Take a piece of 1/2 inch PVC pipe close to the length of your top bar, put a glue cap on one end and screw cap on the other 
Drill many holes on one side big enough for beetles to enter but not bee's 
Put a little mineral oil in the pipe and close it up
Make a hanger to hold the pipe so the holes are in the UP position 
Try and keep this up near the top of the TB's the bees will chase or the beetles 
will seek shelter in the pipe and the oil will Kill them.
If your colony is weak do this asap the SHB will ruin your day and run your 
Bees out 
You will end up with worms and slime

Tommyt


----------



## rtoney (Apr 20, 2011)

Are you saying put at the top on the inside of the top bar or the outside of the top bar?
Thanks


----------



## rmaro (Feb 22, 2011)

Is your TBH in full sun?
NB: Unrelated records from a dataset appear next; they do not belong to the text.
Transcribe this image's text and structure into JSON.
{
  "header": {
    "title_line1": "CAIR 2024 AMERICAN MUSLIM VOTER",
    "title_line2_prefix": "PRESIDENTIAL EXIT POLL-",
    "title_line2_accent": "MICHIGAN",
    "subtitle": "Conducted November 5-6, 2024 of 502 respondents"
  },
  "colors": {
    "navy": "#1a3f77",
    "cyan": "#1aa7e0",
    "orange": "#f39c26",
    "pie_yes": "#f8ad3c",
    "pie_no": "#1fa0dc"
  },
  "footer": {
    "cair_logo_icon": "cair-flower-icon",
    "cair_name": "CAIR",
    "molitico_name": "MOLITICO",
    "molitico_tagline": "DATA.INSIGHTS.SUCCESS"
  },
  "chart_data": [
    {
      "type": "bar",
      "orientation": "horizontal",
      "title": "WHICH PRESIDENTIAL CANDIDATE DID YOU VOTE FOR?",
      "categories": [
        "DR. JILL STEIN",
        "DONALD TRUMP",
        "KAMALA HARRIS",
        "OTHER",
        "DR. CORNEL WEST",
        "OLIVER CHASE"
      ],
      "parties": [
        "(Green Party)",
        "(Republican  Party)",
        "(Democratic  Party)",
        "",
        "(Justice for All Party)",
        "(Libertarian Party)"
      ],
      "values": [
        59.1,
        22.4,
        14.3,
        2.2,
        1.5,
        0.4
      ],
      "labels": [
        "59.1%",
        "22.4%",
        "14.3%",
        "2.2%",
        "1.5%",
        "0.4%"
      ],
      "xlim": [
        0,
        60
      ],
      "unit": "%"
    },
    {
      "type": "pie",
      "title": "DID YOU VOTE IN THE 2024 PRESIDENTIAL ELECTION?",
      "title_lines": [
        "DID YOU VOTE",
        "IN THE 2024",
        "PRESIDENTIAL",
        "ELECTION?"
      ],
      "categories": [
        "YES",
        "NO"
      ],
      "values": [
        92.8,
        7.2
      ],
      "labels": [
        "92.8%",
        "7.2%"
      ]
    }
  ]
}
If not move it into the sun!


----------



## rtoney (Apr 20, 2011)

Just moving the hive to full sun will not take care of all the beetles. It will cut them down some but mine has been in full sun since I have had it and I still have some beetles. Some things you will never get rid of altogether I smash them when I inspect try to trap and tell the girls to do a better job sometimes.


----------



## tommyt (Aug 7, 2010)

Hang it inside so the top with holes is about even to the top of top bars


----------



## DeeAnna (Nov 5, 2010)

I don't have SHBs, so I can't help you, but I did find another thread that you might want to check out: http://www.beesource.com/forums/showthread.php?259428

And Fatbeeman makes a SHB trap that I think could be adapted to TBHs. See: http://wn.com/FatBeeMan and look for "Making small hive beetletraps..."


----------



## LampBurner (May 4, 2011)

tommyt
I'm going to try that with the PVC pipe. Now, this time of year as I think the bees are not building so much comb it might not be too much problem but in the active season, that trap would have to be re-located daily as the bees would be building comb on it or at least attaching comb to it; at least how the bars in my TBH's are made anyway.
Can anyone explain how to make traps out of CD cases?; and has anyone used them in TBHs? About the only place I can think of to put them is either laying on the floor where I don't think they would be effective, or tapeing them to the wall of the hive where they too would be haveing comb built on and attached to them, or tapeing them to the follower board where I think they would only be effective if the hive is nearly full to the back:scratch:.


----------



## Beev (Jul 16, 2011)

DeeAnna's suggestion is a good one to try. Cheap and easy. Here is a link to the youtube video. http://www.youtube.com/watch?v=h_KDPp8H6PU&feature=related


----------